I put in an application to be considered as an invited expert by the W3C in response to Jeff Schiller’s work to encourage participation in the SVG Interest Group. I do like SVG and am interested in promoting SVG, but the whole process of having to submit an application to be considered to be an invited expert just to participate in an interest group was uncomfortable. I’ve never been one to call myself an “expert”, and I don’t classify myself with other “invited experts” I’ve seen in other interest groups.
The W3C has to change how it does business. Consider the process just to join this group to promote SVG—something you would think the W3C would welcome with open arms:
- First you have to identify whether you work for an organization already in the W3C. I assume if you’re an individual who wants to participate without joining as part of your company’s effort, you’re out of luck.
- If you’re not part of a W3C organization, you’re asked to consider whether the company you work for might be interested in joining the W3C, before joining as an individual.
- If you stubbornly persist in being an individual to this point, you’re then greeted with the Policy for Approval of Invited Experts, where we’re told that normally the committee Chair and Contact would meet with us, first, before submitting the application. Then the application is reviewed, and if the “invited expert” would need to have access to W3C members-only area, another internal approval process must be conducted.
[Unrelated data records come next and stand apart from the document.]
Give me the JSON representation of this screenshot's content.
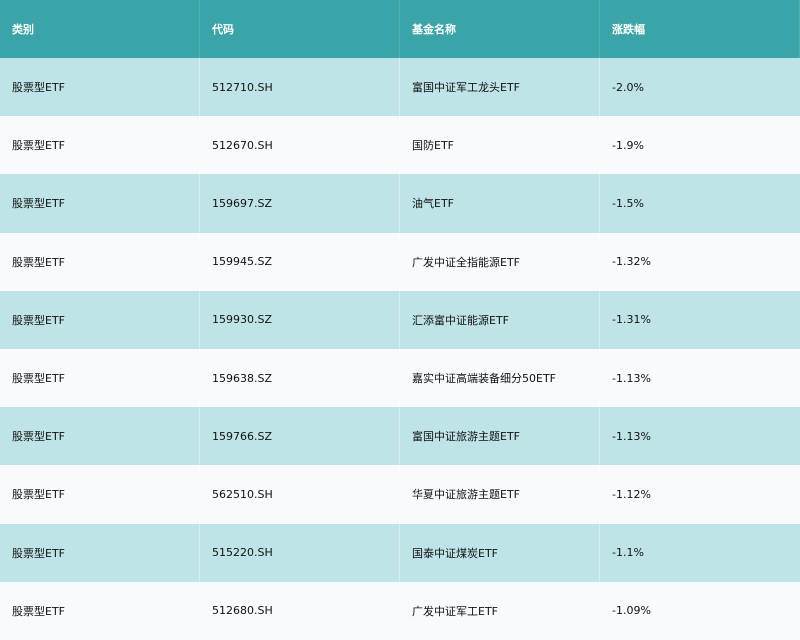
{
  "table": {
    "headers": [
      "类别",
      "代码",
      "基金名称",
      "涨跌幅"
    ],
    "rows": [
      [
        "股票型ETF",
        "512710.SH",
        "富国中证军工龙头ETF",
        "-2.0%"
      ],
      [
        "股票型ETF",
        "512670.SH",
        "国防ETF",
        "-1.9%"
      ],
      [
        "股票型ETF",
        "159697.SZ",
        "油气ETF",
        "-1.5%"
      ],
      [
        "股票型ETF",
        "159945.SZ",
        "广发中证全指能源ETF",
        "-1.32%"
      ],
      [
        "股票型ETF",
        "159930.SZ",
        "汇添富中证能源ETF",
        "-1.31%"
      ],
      [
        "股票型ETF",
        "159638.SZ",
        "嘉实中证高端装备细分50ETF",
        "-1.13%"
      ],
      [
        "股票型ETF",
        "159766.SZ",
        "富国中证旅游主题ETF",
        "-1.13%"
      ],
      [
        "股票型ETF",
        "562510.SH",
        "华夏中证旅游主题ETF",
        "-1.12%"
      ],
      [
        "股票型ETF",
        "515220.SH",
        "国泰中证煤炭ETF",
        "-1.1%"
      ],
      [
        "股票型ETF",
        "512680.SH",
        "广发中证军工ETF",
        "-1.09%"
      ]
    ]
  },
  "colors": {
    "header_bg": "#3aa4a8",
    "row_odd_bg": "#bfe4e8",
    "row_even_bg": "#f8fafd"
  }
}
- At some point in time, within ten business days, my application may, or may not, be approved. If it is approved, though, anything I do associated with this effort immediately becomes property of the W3C.
In addition, I can only remain a member of good standing if I don’t miss any more than one face-to-face meeting in three, even if I have to pay my own way to Boston, where one assumes such meetings take place. Of course, if the Chair is feeling generous, I may be excused this requirement. However, I must refrain from “offending” any other member of the W3C; criteria I’m sure to have already failed, just by writing this post.
No, I’m not invited expert material. I’m just a tech who likes SVG and wants to see its popularity grow.